Une rencontre, une révélation, une belle journée d’été

Une belle journée d'été, en plein mois de juillet. Une balade sur la plage, seule, le regard au delà de l'espace temps. Le sable chatouille mes pieds et m'en masse la plante. Un délice ! Dans le lointain, j'entends les rires des personnes jouant et riant dans la mer. Je ne les vois pas ou du moins, je ne distingue des formes floues. Je suis mal voyante et seuls mes 4 autres sens me guident sur le chemin...

Je me doute bien que les gens que je croise s’éloignent de quelques pas pour me laisser passer. Merci à eux ! ‘Merci à eux‘. Je les entends qui me disent : « Excusez-moi » et je souris, heureuse de cela.

Laissez-moi me présenter un peu plus. Je m’appelle Gabriella, j’ai 20 ans et suis mal voyante. Je suis venue ici avec ma famille à Bormes les Mimosas pour les vacances. Quelle joie ! Je suis d’un naturel calme mais dans un environnement de confiance, je suis tout autre et ce, malgré mon handicap visuel. J’aime faire la fête, du sport et passer du temps avec mes proches. Du haut de mes 20 ans, je n’ai jamais eu de relation amoureuse avec personne… même pas un béguin. Je sais que mes proches, notamment mes parents, s’en inquiètent mais moi je ne m’en préoccupe pas. Je profite de la vie et c’est très bien ainsi.

Mes proches, due à ma très mauvaise vue, notamment, m’attribuent la capacité de détecter l’aura des personnes, la bonté de leur âme ainsi que ce qui les caractérise dans leur essence

Je me promène donc le long de la plage, quand tout à coup, j’ai l’intime intuition qu’il faut que je m’arrête un instant. J’ai les pieds dans l’eau qui me caresse doucement la peau. Ma canne blanche se trouve dans ma main droite. J’attends un instant… puis touchée par une force invisible, je me remets en marche, le sourire au lèvres. Seulement j’avance plus vite que précédemment, et cela ne semble pas me surprendre…pourtant, en temps normal cela surprend la personne à qui cela arrive… mais moi, non. Je marche donc plus rapidement, comme si je savais que je devais rejoindre quelqu’un ou quelque chose. Je fais le bout de plage restant et m’arrête de nouveau. J’avance doucement ma canne, je suis en bas des rochers. Je reste là sans rien dire ni rien faire puis mon sourire s’élargit. Une présence est face à moi. Au doux parfum dont les effluves me parviennent aux narines, je puis deviner qu’il s’agit d’une jeune femme. Je sens qu’elle me regarde mais je reste néanmoins silencieuse et elle le respecte. Merci, belle inconnue.

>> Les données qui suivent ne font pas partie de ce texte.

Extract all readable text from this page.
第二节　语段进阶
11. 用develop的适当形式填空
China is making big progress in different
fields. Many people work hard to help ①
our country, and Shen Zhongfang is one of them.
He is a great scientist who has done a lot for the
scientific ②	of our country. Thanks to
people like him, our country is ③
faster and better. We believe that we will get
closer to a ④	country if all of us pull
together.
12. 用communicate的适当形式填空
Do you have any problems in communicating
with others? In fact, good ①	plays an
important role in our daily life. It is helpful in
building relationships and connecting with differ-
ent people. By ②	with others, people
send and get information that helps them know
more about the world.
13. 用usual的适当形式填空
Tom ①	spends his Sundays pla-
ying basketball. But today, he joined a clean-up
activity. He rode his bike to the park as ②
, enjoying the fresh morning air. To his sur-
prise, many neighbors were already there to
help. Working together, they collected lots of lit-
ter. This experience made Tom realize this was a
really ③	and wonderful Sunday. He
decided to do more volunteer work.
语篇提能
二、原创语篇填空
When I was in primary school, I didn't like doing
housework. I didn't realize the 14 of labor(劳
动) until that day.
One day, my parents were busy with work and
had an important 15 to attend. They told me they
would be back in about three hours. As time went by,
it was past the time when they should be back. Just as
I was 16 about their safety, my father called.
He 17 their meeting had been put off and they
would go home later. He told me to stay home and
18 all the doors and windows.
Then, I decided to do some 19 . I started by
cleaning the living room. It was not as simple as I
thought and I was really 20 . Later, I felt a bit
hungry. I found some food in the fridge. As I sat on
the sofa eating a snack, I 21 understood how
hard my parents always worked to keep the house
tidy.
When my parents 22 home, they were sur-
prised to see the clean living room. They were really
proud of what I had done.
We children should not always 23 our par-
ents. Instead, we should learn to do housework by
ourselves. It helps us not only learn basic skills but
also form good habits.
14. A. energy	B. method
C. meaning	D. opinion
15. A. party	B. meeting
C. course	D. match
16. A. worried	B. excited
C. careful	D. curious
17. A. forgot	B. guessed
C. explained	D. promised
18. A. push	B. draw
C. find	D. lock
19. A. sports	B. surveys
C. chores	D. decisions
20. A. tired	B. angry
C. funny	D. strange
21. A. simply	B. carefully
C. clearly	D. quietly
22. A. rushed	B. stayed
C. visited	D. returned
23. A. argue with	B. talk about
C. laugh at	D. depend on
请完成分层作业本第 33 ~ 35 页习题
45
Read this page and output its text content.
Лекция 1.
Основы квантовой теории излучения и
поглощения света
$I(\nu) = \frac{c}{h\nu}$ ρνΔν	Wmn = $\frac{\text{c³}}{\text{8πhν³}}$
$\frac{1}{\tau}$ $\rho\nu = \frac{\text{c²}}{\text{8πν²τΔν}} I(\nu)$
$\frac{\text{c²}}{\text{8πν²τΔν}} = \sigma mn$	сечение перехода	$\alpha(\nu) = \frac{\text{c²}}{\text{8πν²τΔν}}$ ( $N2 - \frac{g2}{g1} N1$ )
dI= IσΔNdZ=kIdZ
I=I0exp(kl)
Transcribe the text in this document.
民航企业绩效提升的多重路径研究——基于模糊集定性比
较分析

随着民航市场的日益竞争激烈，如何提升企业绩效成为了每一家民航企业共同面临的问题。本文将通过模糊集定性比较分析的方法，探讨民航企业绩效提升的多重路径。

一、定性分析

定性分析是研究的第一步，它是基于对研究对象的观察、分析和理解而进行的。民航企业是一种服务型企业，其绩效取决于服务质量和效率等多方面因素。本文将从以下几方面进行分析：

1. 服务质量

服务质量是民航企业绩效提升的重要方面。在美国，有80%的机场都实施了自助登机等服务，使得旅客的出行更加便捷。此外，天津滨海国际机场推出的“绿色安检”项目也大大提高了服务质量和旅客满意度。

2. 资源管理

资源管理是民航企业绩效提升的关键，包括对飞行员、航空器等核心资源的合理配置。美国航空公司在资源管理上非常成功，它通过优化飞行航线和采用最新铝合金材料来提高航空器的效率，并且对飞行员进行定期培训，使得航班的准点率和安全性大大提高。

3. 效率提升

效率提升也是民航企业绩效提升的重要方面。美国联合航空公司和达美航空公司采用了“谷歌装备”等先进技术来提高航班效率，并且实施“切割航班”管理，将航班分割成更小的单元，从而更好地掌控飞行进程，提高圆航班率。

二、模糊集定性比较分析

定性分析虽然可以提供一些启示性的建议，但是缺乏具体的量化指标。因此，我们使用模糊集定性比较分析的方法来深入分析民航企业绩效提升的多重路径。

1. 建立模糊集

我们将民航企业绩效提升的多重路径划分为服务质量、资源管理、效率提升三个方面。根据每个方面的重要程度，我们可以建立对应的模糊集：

Mes proches, due à ma très mauvaise vue, notamment, m’attribuent la capacité de détecter l’aura des personnes, la bonté de leur âme ainsi que ce qui les caractérise dans leur essence. En elle, je sens de la gentillesse, la joie de vivre, l’amour qu’elle porte pour son prochain. J’ai envie de m’approcher pour mieux la voir et la découvrir sur le plan physique mais je n’ose pas. Quelque chose en elle m’intimide, une inconnue…alors je reste là, savourant cet instant rempli de magie. Finalement, je m’apprête à m’en retourner pour retrouver mes proches, ne sachant pas comment me comporter…lorsque j’entends une voix d’une douceur infinie, en parfaite harmonie avec ce que j’ai ressenti en elle. Je me laisse faire.

« N’ayez crainte mademoiselle. Vous pouvez vous approcher compte tenu de votre vue. Si besoin, je me décrierai. »

Surprise par cette voix d’une douceur extrême, je l’écoute avec passion, oubliant sur le moment de répondre. Je sens que quelque chose en moi se passe, tel un vent de bonheur. Je m’approche donc davantage en tâtonnant et lui dis:

« Merci mademoiselle. Vous semblez en hauteur, je ne perçois que vos jambes, bien que je vous accorde que ce soit flou, je suis mal voyante depuis ma naissance, il y a de cela 20 ans. »

« Je suis navrée pour vous, vraiment. Oui, en effet, je suis en hauteur, sur un des rochers près desquels vous vous trouvez. Attendez, je vais vous aider à vous hisser. »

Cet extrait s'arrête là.